“Nuevo Orden”, de Michel Franco: uma fábula sobre a militarização do Estado e o conflito de classes
Este artigo pode conter spoilers.
“Nuevo Orden”, filme vencedor do Grande Prémio do Júri do festival de Veneza 2020, está disponível na plataforma de streaming Filmin. Sinopse rápida? Imagina um spin-off mexicano do Joker de Todd Phillips, sem palhaços nem atores do calibre de Joaquin Phoenix ou Robert De Niro.
O realizador Michel Franco convida-nos para um casamento da alta sociedade: dinheiro, água verde, drogas, invasões, pânico e, por fim, morte. A violência entre classes sociais abre a porta a um golpe de estado militar. A ficção assume um tom distópico, profético e fragmentado. A posição política ambígua que toma e consequente controvérsia que gerou, estende o debate para lá da sua hora e 26 minutos de duração.
Há uma cena sobre a qual quero escrever. Na Filmin começa aos 40min23s. Marianne (loura, caucasiana, saltos-altos, 25 anos) é arrastada para um campo de concentração. A evocação do fantasma de A Lista de Schindler é evidente: o vermelho que Marianne ostenta, contrasta com os edifícios e uniformes monocromáticos dos militares em revolta. Vozes zangadas e portas pesadas compõem uma marcha tensa.
Os captores levam-na para o interior de uma prisão iluminada ao estilo chiaroscuro. Numa entrevista ao BFI, o realizador afirma que: “A violência é vital para a arte – como por exemplo no trabalho de Goya, que é o meu pintor favorito – e eu estou a tentar ter os dois aspectos presentes (no filme).“
O pintor espanhol, na sua obra “El tres de mayo de 1808 en Madrid”, retrata um episódio violento da invasão napoleónica. Modernizando a técnica tornada célebre por Michelangelo Caravaggio, Goya esconde a cara aos opressores, deixa um espaço negativo entre os dois lados do conflito e dirige o olhar do observador através da luz.
Michel Franco, embora aplique as lições do seu pintor favorito, inverte parte da técnica, ao iluminar os prisioneiros no fundo, mas focando apenas Marianne em contra-luz.

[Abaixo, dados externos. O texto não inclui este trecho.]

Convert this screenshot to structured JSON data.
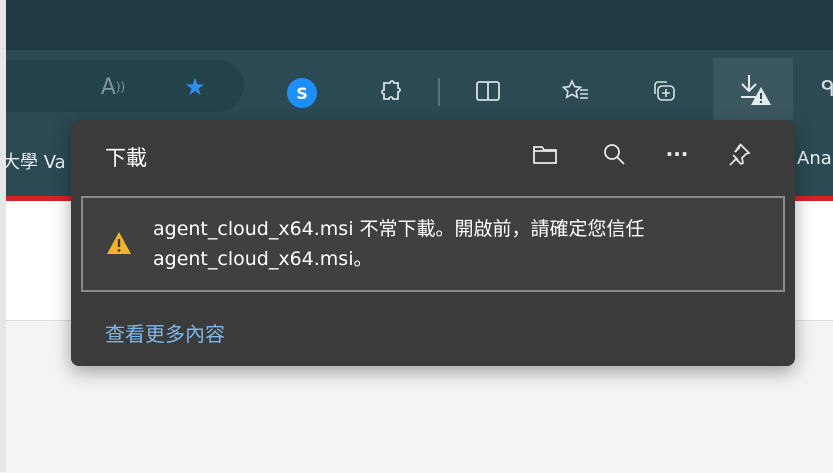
{
  "bookmarks": {
    "left_fragment": "大學 Va",
    "right_fragment": "Ana"
  },
  "toolbar": {
    "read_aloud_icon": "read-aloud-icon",
    "favorite_icon": "star-icon",
    "extension_icon": "shazam-icon",
    "extensions_icon": "puzzle-icon",
    "split_screen_icon": "split-screen-icon",
    "favorites_icon": "favorites-list-icon",
    "collections_icon": "collections-icon",
    "downloads_icon": "download-warning-icon"
  },
  "downloads_panel": {
    "title": "下載",
    "actions": [
      "folder-icon",
      "search-icon",
      "more-icon",
      "pin-icon"
    ],
    "item": {
      "line1": "agent_cloud_x64.msi 不常下載。開啟前，請確定您信任",
      "line2": "agent_cloud_x64.msi。"
    },
    "see_more": "查看更多內容"
  },
  "colors": {
    "accent": "#1e8ffa",
    "warning": "#f2b22d",
    "link": "#7fb6e8",
    "bookmark_bar_border": "#d6242b"
  }
}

Mais do que estabelecer a profundidade e organização do espaço, esta iluminação acentua a tensão entre os dois lados da vedação. Marianne é obrigada a tirar os saltos altos e desenham-lhe um 16 na testa: a sua nova identidade.
Daqui, até ao final da cena, ficamos num plano médio e estático, onde prisioneiras (que, até então, não tinham aparecido no filme) são ajoelhadas à vez e interrogadas por homens sem rosto: querem informações sobre os seus parentes masculinos mais próximos. A principal diferença em relação ao plano anterior é o foco de luz sob as prisioneiras, pintando os seus rostos com sombras e reflexos.
Duas irmãs são as primeiras a serem interrogadas. A mais velha assume as respostas, numa tentativa de proteger a mais jovem. Uma mãe não-mexicana é arrastada a seguir. A força com que enfrenta a situação é colocada à prova quando lhe perguntam pelo marido e filhos. Um traço de desespero e saudade atravessa-lhe o rosto, mas é mascarado num piscar de olhos. A próxima prisioneira é coreana. Os seus olhos mudam constantemente de foco, a cara muda várias vezes de posição. É a que menos compreende a língua espanhola e a única que não sabe onde esteve e onde está. A cena termina com 16 a assumir, finalmente, a posição de interrogada.
Se o filme é uma fábula sobre a militarização do Estado e o conflito de classes, esta cena permite vislumbrar as suas consequências. A irmã mais velha torna-se mais protectora em resposta ao desespero da mais nova. A mãe vê a força e inteligência com que aborda o interrogatório serem dissolvidas pela mera menção do seu marido e filhos. A resposta da jovem coreana tanto pode indiciar turismo, uma sub-cultura completamente alheia à realidade local e/ou tráfico humano. Marianne aceita a sua nova condição: assustada, mas resignada. Estes millennials, tão existencialistas…
Na supramencionada entrevista a Paul Julian Smith do British Film Institute, o realizador admite: “Houve um crítico mexicano que disse que Nuevo Orden é menos uma distopia e mais uma exageração da situação no México. Na realidade, o filme é ambas as coisas.” Começa como drama familiar, acaba como filme de guerra. Franco explica no início o porquê de chegarmos ao fim. Como a violência gera arte. E a arte reflecte o nosso lugar nessa violência.